From ancient Mesopotamian cities in the east of Turkey to Greek and Roman ruins in the west (and Ottoman mosques everywhere), Turkey is truly an archaeologist's dream. Most people have heard of places like Ephesus (near Izmir and the western Aegean Sea), the ruins of a Greek temple mentioned 2000 years ago in the New Testament when the Apostle Paul visited the site. Many others may have heard about the old castle port of Antalya on the Mediterranean Sea where Paul sailed on his journey to Greece and Rome. Other people may have visited the amazing old mosques in eastern Turkey or statues reminiscent of civilization's dim beginnings. However, few people realize that there are many ancient sites yet unexplored in Turkey, just waiting for archaeologists to unearth, catalogue, and reassemble.
One such place is in Izmit, Kocaeli, not far from Istanbul. In 1999, the Marmaris earthquake devastated the area and killed 50,000 people. The earthquake also revealed the ancient city of Nicomedia, existing just below the modern city of Izmit. This city was first built by the Greeks in the Fourth Century B.C. and later rebuilt by the Romans. It is only partially excavated at this time. In the Fourth Century A.D., it had a palace for Roman Emperer Diocletian, temples to Roman gods, gardens, an outdoor ampitheater, and a two-kilometer underground tunnel that still remains intact. The emperor, who killed as many as 200,000 Christians in the ampitheater, used this tunnel when he needed a quick escape from the street crowds. In fact, many bones of Christians who were killed in the Fourth Century were uncovered. They had been looted as people removed gold and other jewelry from the bodies.

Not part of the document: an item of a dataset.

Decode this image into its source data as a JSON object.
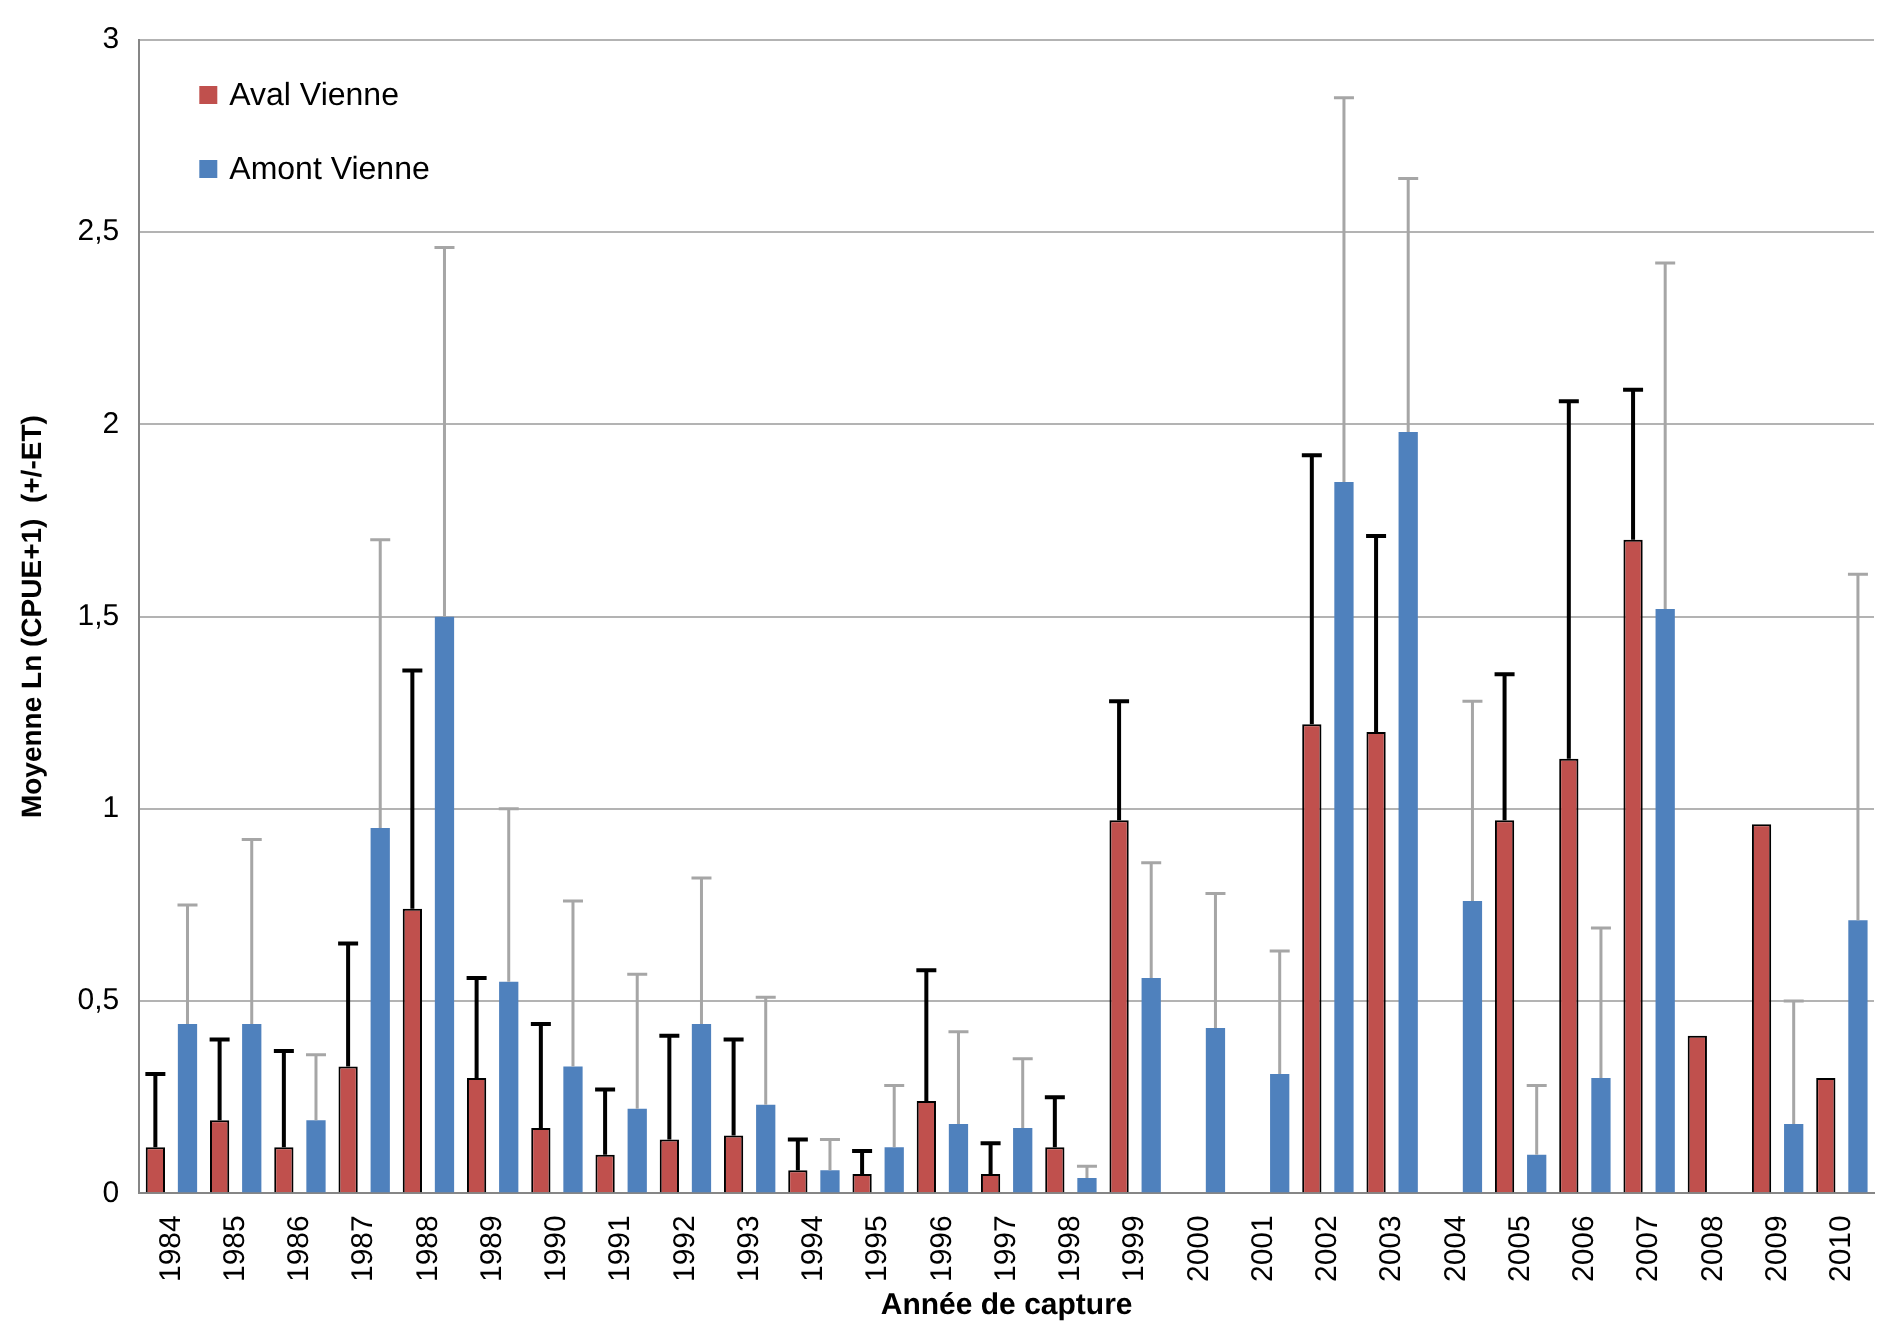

The Izmit museum, which has amazing displays of Roman and Greek statues, columns, and other artifacts, has only partially invested in the remoter site of Nicomedia. A small gallery displays photos and copies of busts found in the area, as well as a map that recreates the massive complexes of Nicomedia. Behind the modest gallery is the garden site where a stone inscription in Greek memorializes the Christians killed there. Next to the gallery is an open field that holds blocks, columns, and even frescoes taken from beneath the ground. Low on funds and personnel, this archaeological dig would provide many hours and even years of excavation opportunities for the interested archaeologist. In fact, the Izmit museum wants to draw visitors from around the world to remember the Christians killed at this spot in a gesture of international tolerance.